Ein Bild. Joni Mitchell auf dem Hochseil; die Balance haltend zwischen US-Ikone des Folk, Rock und Jazz und einer sozial engagierten Doch-Millionärin. Wie die meisten von uns, die ein Über-Ich besitzen im Konflikt zwischen Gott Mammon und dem Wunsch, einen wirklichen gesellschaftlichen Beitrag zu liefern – gegen Rassismus, gegen die menschenverachtende Haltung von Politikern, Lobbyisten, Industrie, Banken und was weiß ich ...? So naiv und idealistisch Jonis sozialromantische Malerei auch sein mag – ich habe ihrer Kunst (im wahrsten Sinne des Wortes) soviele Abende, Nächte, Tage, ja Jahrzehnte zu verdanken.

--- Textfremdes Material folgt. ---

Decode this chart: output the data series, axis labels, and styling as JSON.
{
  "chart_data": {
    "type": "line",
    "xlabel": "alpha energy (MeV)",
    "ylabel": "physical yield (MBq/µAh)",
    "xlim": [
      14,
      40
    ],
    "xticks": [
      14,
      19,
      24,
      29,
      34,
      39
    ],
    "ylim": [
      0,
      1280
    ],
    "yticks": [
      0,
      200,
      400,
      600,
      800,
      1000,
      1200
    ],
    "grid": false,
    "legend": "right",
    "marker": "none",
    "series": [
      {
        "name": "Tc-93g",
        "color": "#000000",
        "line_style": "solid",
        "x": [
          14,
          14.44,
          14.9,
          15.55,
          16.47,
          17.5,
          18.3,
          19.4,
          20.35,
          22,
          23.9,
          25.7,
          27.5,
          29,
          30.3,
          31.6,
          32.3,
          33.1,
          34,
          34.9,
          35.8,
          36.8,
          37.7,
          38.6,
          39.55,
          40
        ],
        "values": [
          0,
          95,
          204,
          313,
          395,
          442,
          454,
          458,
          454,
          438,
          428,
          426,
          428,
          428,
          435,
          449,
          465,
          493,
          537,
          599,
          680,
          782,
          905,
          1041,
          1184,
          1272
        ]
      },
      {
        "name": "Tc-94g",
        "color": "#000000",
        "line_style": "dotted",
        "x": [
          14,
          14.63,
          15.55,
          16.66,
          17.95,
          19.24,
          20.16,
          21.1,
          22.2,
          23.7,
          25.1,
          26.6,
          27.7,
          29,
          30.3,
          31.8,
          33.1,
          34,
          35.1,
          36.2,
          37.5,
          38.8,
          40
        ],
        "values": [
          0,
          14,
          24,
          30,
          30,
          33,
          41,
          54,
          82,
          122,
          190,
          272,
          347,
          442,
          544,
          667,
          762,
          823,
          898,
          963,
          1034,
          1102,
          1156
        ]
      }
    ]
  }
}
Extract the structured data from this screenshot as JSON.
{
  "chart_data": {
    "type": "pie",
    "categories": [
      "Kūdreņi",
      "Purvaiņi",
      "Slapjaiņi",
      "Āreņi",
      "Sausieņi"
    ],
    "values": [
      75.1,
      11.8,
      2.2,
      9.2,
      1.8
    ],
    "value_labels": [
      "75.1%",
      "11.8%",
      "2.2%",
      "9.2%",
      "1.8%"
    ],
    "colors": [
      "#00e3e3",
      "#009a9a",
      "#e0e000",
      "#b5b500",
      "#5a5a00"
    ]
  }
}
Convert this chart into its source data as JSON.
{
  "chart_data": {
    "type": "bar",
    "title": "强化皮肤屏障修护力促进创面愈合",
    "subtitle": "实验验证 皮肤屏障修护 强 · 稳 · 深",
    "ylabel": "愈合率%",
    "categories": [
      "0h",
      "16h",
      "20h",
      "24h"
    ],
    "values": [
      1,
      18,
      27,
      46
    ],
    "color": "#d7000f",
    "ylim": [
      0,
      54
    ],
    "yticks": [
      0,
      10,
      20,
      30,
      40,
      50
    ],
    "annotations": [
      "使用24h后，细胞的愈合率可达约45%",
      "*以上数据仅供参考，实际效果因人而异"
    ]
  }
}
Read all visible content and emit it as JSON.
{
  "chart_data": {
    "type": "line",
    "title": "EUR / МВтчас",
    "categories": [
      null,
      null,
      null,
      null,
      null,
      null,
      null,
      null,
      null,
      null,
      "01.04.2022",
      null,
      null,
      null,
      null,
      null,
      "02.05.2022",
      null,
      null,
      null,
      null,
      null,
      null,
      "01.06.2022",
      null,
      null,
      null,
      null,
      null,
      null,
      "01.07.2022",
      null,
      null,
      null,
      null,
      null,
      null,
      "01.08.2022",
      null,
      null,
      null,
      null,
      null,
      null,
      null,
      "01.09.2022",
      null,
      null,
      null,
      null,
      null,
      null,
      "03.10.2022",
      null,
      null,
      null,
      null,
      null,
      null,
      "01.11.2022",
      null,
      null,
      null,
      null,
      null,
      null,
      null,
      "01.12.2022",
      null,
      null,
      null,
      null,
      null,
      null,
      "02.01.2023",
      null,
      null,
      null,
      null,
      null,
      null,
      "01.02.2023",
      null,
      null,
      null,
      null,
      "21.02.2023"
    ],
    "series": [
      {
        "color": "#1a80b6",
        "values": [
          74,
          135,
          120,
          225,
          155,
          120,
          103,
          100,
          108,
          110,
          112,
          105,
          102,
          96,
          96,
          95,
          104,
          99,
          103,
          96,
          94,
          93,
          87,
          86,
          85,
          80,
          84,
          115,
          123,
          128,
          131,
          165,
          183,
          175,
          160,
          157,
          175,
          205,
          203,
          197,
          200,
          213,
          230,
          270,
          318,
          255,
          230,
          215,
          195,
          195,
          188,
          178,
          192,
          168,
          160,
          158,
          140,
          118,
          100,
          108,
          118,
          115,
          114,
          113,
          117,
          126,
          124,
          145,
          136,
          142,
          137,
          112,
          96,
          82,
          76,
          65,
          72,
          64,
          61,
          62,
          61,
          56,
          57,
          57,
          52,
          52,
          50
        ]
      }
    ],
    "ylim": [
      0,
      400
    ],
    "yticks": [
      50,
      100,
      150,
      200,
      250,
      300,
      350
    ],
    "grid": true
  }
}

Lyrik und Musik wurden noch nie besser fusioniert, fast so als wären sie natürliche Gefährten. Kammermusik im Popgewand. Eine wunderbare, ja wundersame Frau; noch das größte menschliche Elend wird durch ihre Stimme geadelt (»Ethiopia«) und uns begreifbar gemacht. Andererseits eine Schneekönigin im wahrsten Sinne des Wortes; ein distanzierter, kühler Mensch mit einer nachgesagten Neigung zum »Schnee«. Als Nachfahre schwedischer Einwanderer verständlich. Eine Künstlerin, die die Melancholie in den Stand einer Lebensphilosophie erhebt. Warum viele Großartige, insbesondere Jazzmusiker, sich quasi vor ihr verneigen? Was Musiker brauchen, sind Komponisten; Künstler, die eine Vision davon haben, wie die Musik funktionieren soll; Joni Mitchell ist hier in einem Atemzug mit vielen zu nennen wie z. B. Peter Gabriel, Frank Zappa, Joan Baez, Bob Dylan; sie ist eine Pionierin des Folk, Rock und Jazz. Hören Sie doch mal »The Drycleaner from De Moines«. Bevor die Idee von Worldmusic überhaupt aufkam, hatte JM sie schon lange mit großartigen schwarzen, braunen, weißen und grünen Musikern verwirklicht. Sicherlich waren hier Kontakte zu musikproduzierenden Milliardären wie Geffen hilfreich. Vielleicht steht JM doch für ein anderes Amerika, das gerade im Begriff ist zu verschwinden. Vielleicht ist das aber auch eine sehr naive Sichtweise.
Otis Morgenroth
Veröffentlicht in der jungen Welt am 06.02.2017.